How about Trump’s esteemed Ban on Muslims? Or his tiresome yet persistent attempts to roll back Obama-era ecological protections, financial caveats and social legislation? Or pursue any self-interest he sees fit no matter what much it flies in the face of common sense?
Then, as if by way of explanation Trump, who proclaimed himself the anti-establishment candidate now, as president merely tweets “that’s politics!”
But Trump sure has provided plenty of grist for the late night humor mills. His chronic insecurity has led to a strange propensity for creating demeaning nicknames for everyone who earns his disfavor. That’s a lot of nicknames.
As fate would have it, there are a lot of comedy writers who are willing to match him stride for stride in that department. Because he’s made it clear that nothing’s sacred to him, he’s become fair game himself.
So has his family (the Russian ones, too), his non-family advisers (both of them), his few cabinet members (quality not quantity) and, my favorite, his legal team. Well, those who are willing to risk being disbarred and engage in anonymous, late-night email battles laced with profanity and ending, finally, with the word? “Bro.” On a school night, no less.
Perhaps all those wily comedy writers are every bit as insecure as Trump is. However, as he’s so fond of saying “I’m president and you’re not.”
That makes him, not the comedy writers the visible one.
The comics themselves sometimes find they’re on the front line, trapped somewhere between giving the people what we want-like his head on a platter-and his eggshell-fragile ego.
Not all comics, like Kathy Griffin who was recently seen holding a likeness of Trump’s bloodied, severed head are as easily intimidated and destroyed with the stroke of your executive pen, the same one he is still holding as he sits at his desk, waiting for a healthcare bill that will never come.
Thanks to Donald Trump St, however, I’m finding some women quite attractive I’d never have guessed I would before. For example, I’ve become a card-carrying, lifelong member of the Kathy Griffin Fan Club.

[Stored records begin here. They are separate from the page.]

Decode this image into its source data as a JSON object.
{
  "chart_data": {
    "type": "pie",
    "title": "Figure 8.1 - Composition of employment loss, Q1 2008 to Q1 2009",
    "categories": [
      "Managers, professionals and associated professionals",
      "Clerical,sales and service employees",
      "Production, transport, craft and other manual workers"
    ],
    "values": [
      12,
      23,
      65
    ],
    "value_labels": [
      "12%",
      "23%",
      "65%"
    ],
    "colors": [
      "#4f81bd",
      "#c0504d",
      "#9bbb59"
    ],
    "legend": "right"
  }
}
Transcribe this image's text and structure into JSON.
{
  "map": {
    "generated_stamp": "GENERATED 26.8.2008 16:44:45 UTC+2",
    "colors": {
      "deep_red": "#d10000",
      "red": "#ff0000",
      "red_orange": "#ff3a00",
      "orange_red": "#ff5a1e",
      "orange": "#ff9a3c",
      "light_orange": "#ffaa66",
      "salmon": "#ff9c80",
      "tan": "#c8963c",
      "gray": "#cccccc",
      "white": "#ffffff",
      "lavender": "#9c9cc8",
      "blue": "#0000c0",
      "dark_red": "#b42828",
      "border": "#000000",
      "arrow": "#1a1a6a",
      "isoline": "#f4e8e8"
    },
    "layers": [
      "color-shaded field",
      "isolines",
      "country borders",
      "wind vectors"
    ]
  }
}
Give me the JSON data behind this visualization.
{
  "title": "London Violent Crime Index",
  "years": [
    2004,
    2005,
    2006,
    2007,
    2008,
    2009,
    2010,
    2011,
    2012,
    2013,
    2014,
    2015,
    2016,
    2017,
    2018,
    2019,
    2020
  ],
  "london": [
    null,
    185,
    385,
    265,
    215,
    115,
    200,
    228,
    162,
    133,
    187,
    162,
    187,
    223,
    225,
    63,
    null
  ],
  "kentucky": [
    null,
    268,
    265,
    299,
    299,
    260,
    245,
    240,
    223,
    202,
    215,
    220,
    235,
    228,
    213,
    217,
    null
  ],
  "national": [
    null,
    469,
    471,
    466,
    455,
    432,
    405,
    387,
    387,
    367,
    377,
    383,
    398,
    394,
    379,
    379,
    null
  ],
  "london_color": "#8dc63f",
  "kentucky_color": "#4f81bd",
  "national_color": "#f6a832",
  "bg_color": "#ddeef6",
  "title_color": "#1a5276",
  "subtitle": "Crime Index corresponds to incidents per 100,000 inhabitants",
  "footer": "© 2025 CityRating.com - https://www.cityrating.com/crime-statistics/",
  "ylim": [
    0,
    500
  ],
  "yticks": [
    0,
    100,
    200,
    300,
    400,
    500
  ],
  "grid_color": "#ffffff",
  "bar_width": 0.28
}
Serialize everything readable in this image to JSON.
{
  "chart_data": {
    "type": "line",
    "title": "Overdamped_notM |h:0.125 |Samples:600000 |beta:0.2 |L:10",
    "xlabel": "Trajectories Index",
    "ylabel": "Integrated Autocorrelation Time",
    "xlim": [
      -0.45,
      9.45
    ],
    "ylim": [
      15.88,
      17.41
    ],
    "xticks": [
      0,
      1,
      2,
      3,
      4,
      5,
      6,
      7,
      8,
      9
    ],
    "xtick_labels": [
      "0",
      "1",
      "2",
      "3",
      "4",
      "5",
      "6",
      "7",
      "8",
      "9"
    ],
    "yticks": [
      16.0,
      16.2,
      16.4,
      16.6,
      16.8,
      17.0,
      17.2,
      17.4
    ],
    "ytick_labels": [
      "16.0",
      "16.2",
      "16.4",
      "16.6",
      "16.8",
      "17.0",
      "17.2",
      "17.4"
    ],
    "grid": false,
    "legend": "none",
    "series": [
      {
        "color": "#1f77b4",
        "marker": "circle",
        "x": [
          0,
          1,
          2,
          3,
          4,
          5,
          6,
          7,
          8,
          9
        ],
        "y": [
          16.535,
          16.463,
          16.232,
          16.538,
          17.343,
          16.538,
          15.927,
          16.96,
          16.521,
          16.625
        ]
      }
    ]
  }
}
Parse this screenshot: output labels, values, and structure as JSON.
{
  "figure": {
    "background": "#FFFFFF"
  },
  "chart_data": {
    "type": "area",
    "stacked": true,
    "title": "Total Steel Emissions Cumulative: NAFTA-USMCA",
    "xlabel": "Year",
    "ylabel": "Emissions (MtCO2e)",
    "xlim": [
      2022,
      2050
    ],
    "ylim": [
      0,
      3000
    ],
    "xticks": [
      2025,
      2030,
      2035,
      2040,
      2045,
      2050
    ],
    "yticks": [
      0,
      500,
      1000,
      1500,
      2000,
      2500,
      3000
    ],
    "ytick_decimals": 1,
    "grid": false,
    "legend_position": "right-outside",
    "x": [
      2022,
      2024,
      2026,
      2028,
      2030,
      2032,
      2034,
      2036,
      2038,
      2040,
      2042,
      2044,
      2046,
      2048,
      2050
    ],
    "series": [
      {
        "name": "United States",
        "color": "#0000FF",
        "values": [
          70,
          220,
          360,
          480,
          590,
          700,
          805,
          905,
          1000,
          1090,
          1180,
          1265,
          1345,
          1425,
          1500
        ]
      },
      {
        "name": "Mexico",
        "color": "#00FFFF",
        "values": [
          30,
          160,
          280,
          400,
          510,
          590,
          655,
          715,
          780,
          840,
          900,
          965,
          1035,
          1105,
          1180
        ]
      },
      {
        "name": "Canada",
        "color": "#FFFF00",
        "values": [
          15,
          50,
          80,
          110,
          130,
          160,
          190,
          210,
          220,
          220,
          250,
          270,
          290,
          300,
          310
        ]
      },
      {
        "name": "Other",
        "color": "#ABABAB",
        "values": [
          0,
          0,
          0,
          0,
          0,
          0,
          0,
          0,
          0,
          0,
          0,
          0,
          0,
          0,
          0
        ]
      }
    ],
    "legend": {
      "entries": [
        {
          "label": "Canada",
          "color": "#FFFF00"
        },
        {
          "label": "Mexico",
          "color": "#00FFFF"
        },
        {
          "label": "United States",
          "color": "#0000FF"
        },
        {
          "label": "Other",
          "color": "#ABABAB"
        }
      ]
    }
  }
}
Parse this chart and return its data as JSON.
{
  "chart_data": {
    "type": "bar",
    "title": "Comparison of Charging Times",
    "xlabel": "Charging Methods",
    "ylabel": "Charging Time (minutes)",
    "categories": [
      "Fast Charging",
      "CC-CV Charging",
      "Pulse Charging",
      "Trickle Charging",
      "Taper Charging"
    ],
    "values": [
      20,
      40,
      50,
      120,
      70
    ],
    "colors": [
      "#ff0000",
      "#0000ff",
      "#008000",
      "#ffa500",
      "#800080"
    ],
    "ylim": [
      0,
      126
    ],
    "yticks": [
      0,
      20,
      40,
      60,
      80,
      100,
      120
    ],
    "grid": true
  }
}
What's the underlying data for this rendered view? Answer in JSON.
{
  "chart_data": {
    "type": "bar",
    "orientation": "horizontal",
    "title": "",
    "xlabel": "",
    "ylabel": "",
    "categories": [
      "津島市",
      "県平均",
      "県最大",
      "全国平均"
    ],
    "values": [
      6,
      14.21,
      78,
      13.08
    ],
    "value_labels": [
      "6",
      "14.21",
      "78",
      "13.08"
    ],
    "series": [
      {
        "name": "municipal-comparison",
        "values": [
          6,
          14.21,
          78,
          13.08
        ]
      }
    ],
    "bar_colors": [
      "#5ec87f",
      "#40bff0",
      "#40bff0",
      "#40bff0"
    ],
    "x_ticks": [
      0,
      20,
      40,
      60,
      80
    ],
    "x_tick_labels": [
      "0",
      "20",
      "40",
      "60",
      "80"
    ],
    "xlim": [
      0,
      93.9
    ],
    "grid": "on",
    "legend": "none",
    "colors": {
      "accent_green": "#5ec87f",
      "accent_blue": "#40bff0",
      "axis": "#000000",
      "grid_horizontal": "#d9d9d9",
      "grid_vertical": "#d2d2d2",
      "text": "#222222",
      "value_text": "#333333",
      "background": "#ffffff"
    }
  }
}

Now, she’s no “Low IQ Mika” as you might say but, after some thought I’ve decided I would donate every penny of my meager income to help her resume her career if she’d only agree to love me forever. All because I can’t stand Donald Trump.
Or Rachel Maddow, who is absolutely spellbinding with her witty articulation of Trump’s latest foibles. Even though it’s said that the camera makes a person look taller, something tells me I’ve still got at least a foot on her.
But, unlike me, she’s still got both her arms, so I figure that evens things out. Do you think she’d agree? Well, to quote former FBI Director Jim Comey “Lordy, I sure hope so…”
Anyway, the reason I said I wouldn’t likely ever be attracted to these women ever before is because, had it not been for our current, illustrious chief executive I’d never had occasion to watch their shows or hear of their work. Goodie for me, and maybe lucky for them, I guess.
In closing, I’d simply like to say that, though I’m not desperate to create content for this or any blog, I’ve felt a little remiss for not posting sooner.
However, it’s been so dang hot- 105 degrees today- and it promises to continue as such that indoor cooking, save for this blog stew is not permitted.
This blog, then, will not have regularly scheduled postings, but impromptu entries as weather permits.
Thank you for joining me-have a wonderful night!